21 juillet 1969. Neil Armstrong et Buzz Aldrin entrent dans l’histoire. Ils sont les premiers hommes à poser un pied sur la Lune. Sur Terre, aux États-Unis, un homme peut particulièrement savourer cet exploit : il a été un acteur à part entière de ce succès, en développant le lanceur géant Saturn V pour le programme spatial Apollo. Son nom : Wernher von Braun. Un Allemand arrivé aux États-Unis en 1945, après un passé bien trouble…
Père du V2, premier missile balistique à atteindre l’espace
Retour dans la première moitié du siècle. Né en 1912 en Pologne (qui fait alors partie de l’Empire allemand), Wernher von Braun rejoint très vite Berlin. Passionné par l’astronautique, le jeune homme devient une telle pointure que l’armée allemande se décide à utiliser ses services en finançant ses recherches.
En échange, Wernher von Braun intègre la SS. Une obligation ? « Non, assure l’historien Laurent Thiery. D’autres, qui ont travaillé pour le régime nazi, n’ont jamais adhéré à la SS. Von Braun, lui, y a obtenu le grade de capitaine. De plus, il avait adhéré au NSDAP [le parti nazi, NdlR] dès 1937. »
Von Braun ici en 1941, entouré de dignitaires nazis. (Photo : Bundesarchiv, Bild 141-1880 / Wikimédia Commons)
Au bord de la Baltique, à Peenemünde, Von Braun bâtit un centre de recherche ultra-moderne. C’est là qu’est fabriqué le premier missile balistique de l’histoire, qui atteint l’espace en 1942. Son nom : le V2. « C’est la base de tout ce qui est utilisé aujourd’hui dans les vols spatiaux », indique Laurent Thiery.

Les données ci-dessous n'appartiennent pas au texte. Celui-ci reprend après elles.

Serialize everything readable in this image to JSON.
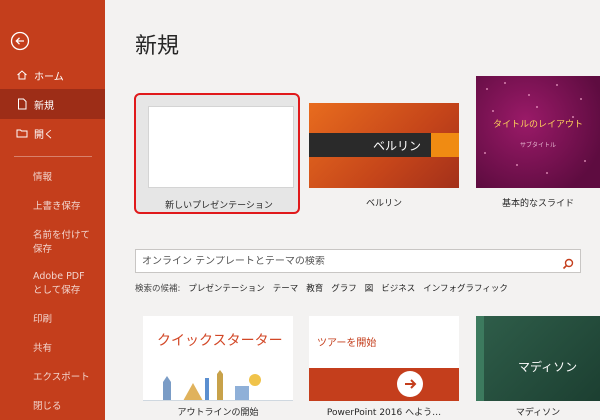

Sauf qu’à l’époque, cette technologie est développée pour tuer. Les V2 sont capables d’atteindre les 90 kilomètres d’altitude pour une vitesse de 5 760 km/h sur une portée de 320 kilomètres… Tirés vers la Belgique et l’Angleterre, ils feront des milliers de morts et de blessés.
En France, une base de lancement était même prévue pour ces fusées militaires à côté de Saint-Omer (Pas-de-Calais) pour viser Londres, mais elle ne sera finalement jamais utilisée (la Coupole à Helfaut revient d’ailleurs largement sur le parcours de Von Braun dans son parcours d’exposition).
La Coupole à côté de Saint-Omer, une immense base d’où devaient être tirés les V2 vers Londres. (Photo : Nicolas Montard)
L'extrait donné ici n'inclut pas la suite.